Despite the changes, TheTruthSpy remains active and continues to utilize its original, often flawed, code and vulnerable server interfaces. This has resulted in the emergence of a new spyware application known as PhoneParental.

Thieu, the individual previously associated with TheTruthSpy, maintains a continued role in the creation of phone monitoring software and the facilitation of surveillance activities.

Continued Reliance on the JFramework

An examination of TheTruthSpy’s current online infrastructure, based on publicly available internet records, reveals its ongoing dependence on a software platform developed by Thieu. This platform, originally called the Jexpa Framework and now known as the JFramework, serves as the data transmission pathway for TheTruthSpy and its related spyware applications.

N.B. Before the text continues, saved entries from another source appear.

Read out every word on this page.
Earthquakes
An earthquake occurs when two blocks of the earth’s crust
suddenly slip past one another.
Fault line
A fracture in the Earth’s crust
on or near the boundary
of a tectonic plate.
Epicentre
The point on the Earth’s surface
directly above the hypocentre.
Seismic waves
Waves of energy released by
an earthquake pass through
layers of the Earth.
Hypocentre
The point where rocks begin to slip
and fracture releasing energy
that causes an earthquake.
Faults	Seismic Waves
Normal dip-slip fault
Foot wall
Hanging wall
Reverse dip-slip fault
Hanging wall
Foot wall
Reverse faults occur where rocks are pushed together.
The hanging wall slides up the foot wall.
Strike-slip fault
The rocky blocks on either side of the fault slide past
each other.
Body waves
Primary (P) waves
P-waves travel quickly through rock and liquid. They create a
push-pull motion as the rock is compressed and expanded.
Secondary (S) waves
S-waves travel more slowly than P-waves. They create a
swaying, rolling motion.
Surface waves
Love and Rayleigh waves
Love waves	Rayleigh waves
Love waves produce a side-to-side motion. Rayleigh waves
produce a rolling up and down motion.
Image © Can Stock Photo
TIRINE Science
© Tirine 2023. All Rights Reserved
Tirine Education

In a direct communication, Thieu stated his intention to completely rebuild the applications, including a new phone monitoring app named MyPhones.app. However, network analysis conducted by TechCrunch demonstrates that MyPhones.app also utilizes the JFramework for its core functionalities, mirroring the system employed by TheTruthSpy.

TechCrunch provides a guide detailing how to detect and eliminate stalkerware from mobile devices.

Like other operators of stalkerware, TheTruthSpy presents a persistent risk to individuals whose devices are infiltrated by its applications. This threat stems not only from the highly personal data that is compromised, but also from the consistent inability of these operations to adequately secure the information they collect.

—

For those in need of assistance, the National Domestic Violence Hotline (1-800-799-7233) offers 24/7 confidential support to victims of domestic abuse and violence. In urgent situations, please dial 911. The Coalition Against Stalkerware provides resources for individuals suspecting their phone has been compromised by spyware.